In early modern France, killing cats was a usual and common carnival activity. For example, in Burgundy, people tortured cats as kind of a carnival entertainment; cats’ furs were torn while music was being played. This ceremony was called as Faire le chat. Cats were also important figure in the celebration of Saint John the Baptist day, June 24. People had bonfires to jump over, and they danced around them, threw objects into them for magical power, hoping to keep disasters away and obtain good fortune for rest of the year. Cats were also tied up in bags or burned at the stakes in those ceremonies. Even in Paris, people favoured incinerating cats and Courimauds (cour a miaud or cat chasers) of Saint Chamond enjoyed running after a flaming cat through the streets.


However, this common burning cat ceremonies gained a socio-political meaning after the case of Rue Saint-Séverin. The print house workers used massacre of cats as a way of protest against their masters. Clearly, it was a reaction regarding to basic life essentials: work, food and sleep, Darnton says. The workers had lower value than the cats of the masters, so they killed them. Simply, the notes of Nicolas Contat demonstrate that the massacre was a way to express the hatred for the bourgeois, that became commonly known among the workers. The idea behind that was that “The masters love cats; consequently, the workers hate them”.

The protesters’ motive to reach a state order in which workers were not in suffer or at least have more value than masters’ cats. In Contact’s description of the upraise in the print house, there was a golden age when the printers were free and equal members of a republic inspired by a soul of “union and friendship”, fraternite. His claim is that this order was destroyed by the government in favour of the bourgeoise. As a result, the master in the Rue Saint-Séverin had a different life style than his workers: his food, his working hours, the language he spoke were all different. His family members did not work but just had fun time and adopted pets. “Workers apprentices, everyone works. Only the masters and mistresses enjoy the sweetness of sleep”.


Today, President Macron is criticized due to his polices causing increase in gas tax and decline in living standards while he deleted some part of tax burden from big companies such as Total. Also, tax ratio from salaries has reached up to 37% while people possessing 1.300.000 Euro were exempted paying the wealth tax. Some experts have already found out similarities between the Yellow Vests movement and 1789 conditions.

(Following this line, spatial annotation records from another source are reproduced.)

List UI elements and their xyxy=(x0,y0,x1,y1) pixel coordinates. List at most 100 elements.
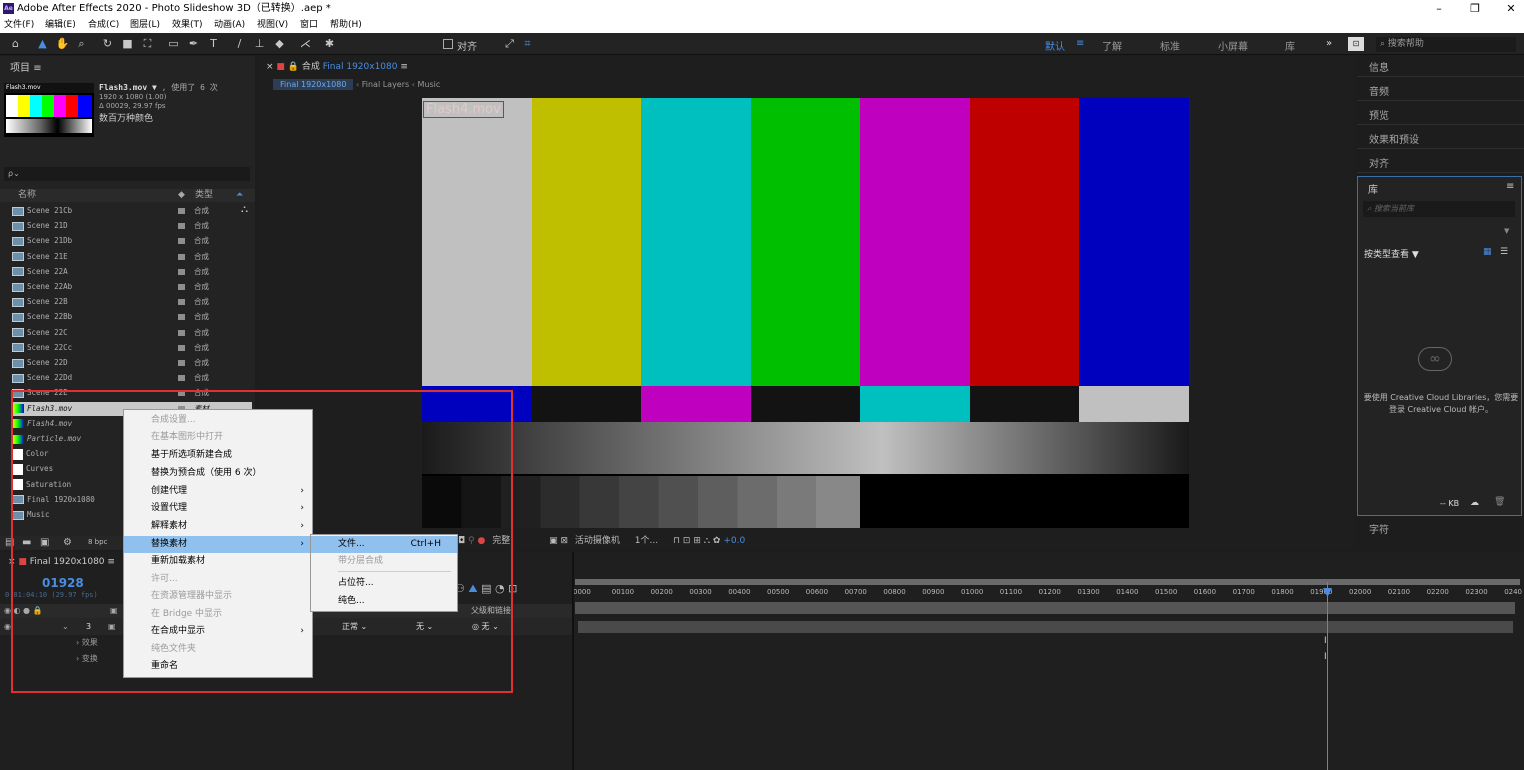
playhead-line[interactable] xyxy=(1327,582,1328,770)
context-menu-item[interactable]: 替换为预合成（使用 6 次） xyxy=(124,465,312,482)
rectangle-tool-icon[interactable]: ▭ xyxy=(166,37,181,51)
context-menu-item[interactable]: 重新加载素材 xyxy=(124,553,312,570)
workspace-default[interactable]: 默认 xyxy=(1045,38,1065,53)
label-color-icon[interactable] xyxy=(178,390,185,397)
roto-brush-tool-icon[interactable]: ⋌ xyxy=(298,37,313,51)
project-item[interactable]: Scene 22Cc 合成 xyxy=(12,341,252,355)
project-item[interactable]: Scene 22Dd 合成 xyxy=(12,371,252,385)
menu-layer[interactable]: 图层(L) xyxy=(130,17,160,33)
label-color-icon[interactable] xyxy=(178,208,185,214)
snap-icon[interactable]: ⤢ xyxy=(502,37,517,51)
channel-icon[interactable]: ● xyxy=(477,536,485,546)
label-color-icon[interactable] xyxy=(178,314,185,321)
libraries-menu-icon[interactable]: ≡ xyxy=(1506,181,1514,192)
effects-row[interactable]: › 效果 xyxy=(76,637,98,648)
context-menu-item[interactable]: 在合成中显示 › xyxy=(124,623,312,640)
label-color-icon[interactable] xyxy=(178,268,185,275)
menu-window[interactable]: 窗口 xyxy=(300,17,318,33)
menu-composition[interactable]: 合成(C) xyxy=(88,17,119,33)
label-color-icon[interactable] xyxy=(178,375,185,382)
context-menu-item[interactable]: 解释素材 › xyxy=(124,518,312,535)
label-color-icon[interactable] xyxy=(178,329,185,336)
timeline-divider[interactable] xyxy=(572,552,574,770)
workspace-overflow[interactable]: » xyxy=(1326,38,1332,49)
show-snapshot-icon[interactable]: ⚲ xyxy=(468,536,475,546)
col-type[interactable]: 类型 xyxy=(195,189,213,202)
submenu-item[interactable]: 文件... Ctrl+H xyxy=(311,536,457,553)
workspace-small-screen[interactable]: 小屏幕 xyxy=(1218,38,1248,53)
pen-tool-icon[interactable]: ✒ xyxy=(186,37,201,51)
graph-editor-icon[interactable]: ⊡ xyxy=(508,582,517,595)
frame-blending-icon[interactable]: ▤ xyxy=(481,582,491,595)
context-menu-item[interactable]: 合成设置... xyxy=(124,412,312,429)
snapping-grid-icon[interactable]: ⌗ xyxy=(520,37,535,51)
minimize-button[interactable]: – xyxy=(1424,0,1454,17)
menu-animation[interactable]: 动画(A) xyxy=(214,17,245,33)
project-item[interactable]: Scene 21D 合成 xyxy=(12,219,252,233)
camera-dropdown[interactable]: 活动摄像机 xyxy=(575,536,620,546)
project-item[interactable]: Scene 22B 合成 xyxy=(12,295,252,309)
eraser-tool-icon[interactable]: ◆ xyxy=(272,37,287,51)
submenu-item[interactable]: 带分层合成 xyxy=(311,553,457,570)
hand-tool-icon[interactable]: ✋ xyxy=(55,37,70,51)
context-menu-item[interactable]: 替换素材 › xyxy=(124,536,312,553)
right-panel-tab[interactable]: 信息 xyxy=(1369,59,1389,74)
submenu-item[interactable]: 纯色... xyxy=(311,593,457,610)
project-item[interactable]: Scene 22Ab 合成 xyxy=(12,280,252,294)
source-name-col-icon[interactable]: ▣ xyxy=(110,604,118,618)
type-tool-icon[interactable]: T xyxy=(206,37,221,51)
selection-tool-icon[interactable]: ▲ xyxy=(35,37,50,51)
right-panel-tab[interactable]: 音频 xyxy=(1369,83,1389,98)
interpret-footage-icon[interactable]: ▤ xyxy=(5,537,14,548)
menu-view[interactable]: 视图(V) xyxy=(257,17,288,33)
label-color-icon[interactable] xyxy=(178,284,185,290)
project-settings-icon[interactable]: ⚙ xyxy=(63,537,72,548)
menu-edit[interactable]: 编辑(E) xyxy=(45,17,76,33)
workspace-learn[interactable]: 了解 xyxy=(1102,38,1122,53)
home-icon[interactable]: ⌂ xyxy=(8,37,23,51)
menu-effect[interactable]: 效果(T) xyxy=(172,17,203,33)
breadcrumb-final-layers[interactable]: Final Layers xyxy=(362,80,409,89)
puppet-tool-icon[interactable]: ✱ xyxy=(322,37,337,51)
project-item[interactable]: Scene 22E 合成 xyxy=(12,386,252,400)
label-color-icon[interactable] xyxy=(178,253,185,260)
workspace-standard[interactable]: 标准 xyxy=(1160,38,1180,53)
layer-expand-icon[interactable]: ⌄ xyxy=(62,618,69,635)
shy-icon[interactable]: ⛰ xyxy=(468,582,477,595)
transparency-grid-icon[interactable]: ⊠ xyxy=(560,536,568,546)
snapshot-icon[interactable]: ◘ xyxy=(458,536,465,546)
zoom-tool-icon[interactable]: ⌕ xyxy=(74,37,89,51)
trash-icon[interactable]: 🗑 xyxy=(1494,497,1505,507)
views-dropdown[interactable]: 1个... xyxy=(635,536,658,546)
restore-button[interactable]: ❐ xyxy=(1460,0,1490,17)
libraries-title[interactable]: 库 xyxy=(1368,181,1378,196)
new-composition-icon[interactable]: ▣ xyxy=(40,537,49,548)
project-item[interactable]: Scene 22A 合成 xyxy=(12,265,252,279)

However, the reaction way, using a common-usual-simple symbol, also draws a parallel line within French history of protests. The symbol of the French Revolution, as well-known, was Phrygian cap whereas killing cats became a symbol 40-50 years earlier.


Yellow vests are compulsory to keep in vehicles, so it is a common visual object which can be accepted by anyone as much as massacre of cats used to be in early modern France. Therefore, the Yellow Vest protesters build a connection between common people and the movement as massacre of cats did in the 18th century French society. It is hard to claim that they are aware of their eighteenth century ancestors’ protest methods such as killing cats, but 1968 protests, which found a global echo, should be still fresh for the collective memory of French society. Therefore, it does not seem surprising to see similar reactions under similar conditions in France. Symbolizing is a key point in French protesting culture. In another word, this is the way French people protest.


As a consequent of the Yellow Vest protests, the government in France had to step back one more time in the history, so the government decision for the tax rise was cancelled this week. Moreover, newspapers have already published similar protests from Belgium and Germany. Also, an immediate increase in yellow vest sales in Turkey is also reported on social media, an online shopping site applies a discount after the high demand. One more time, obviously, the French protest culture has began influencing people around the world.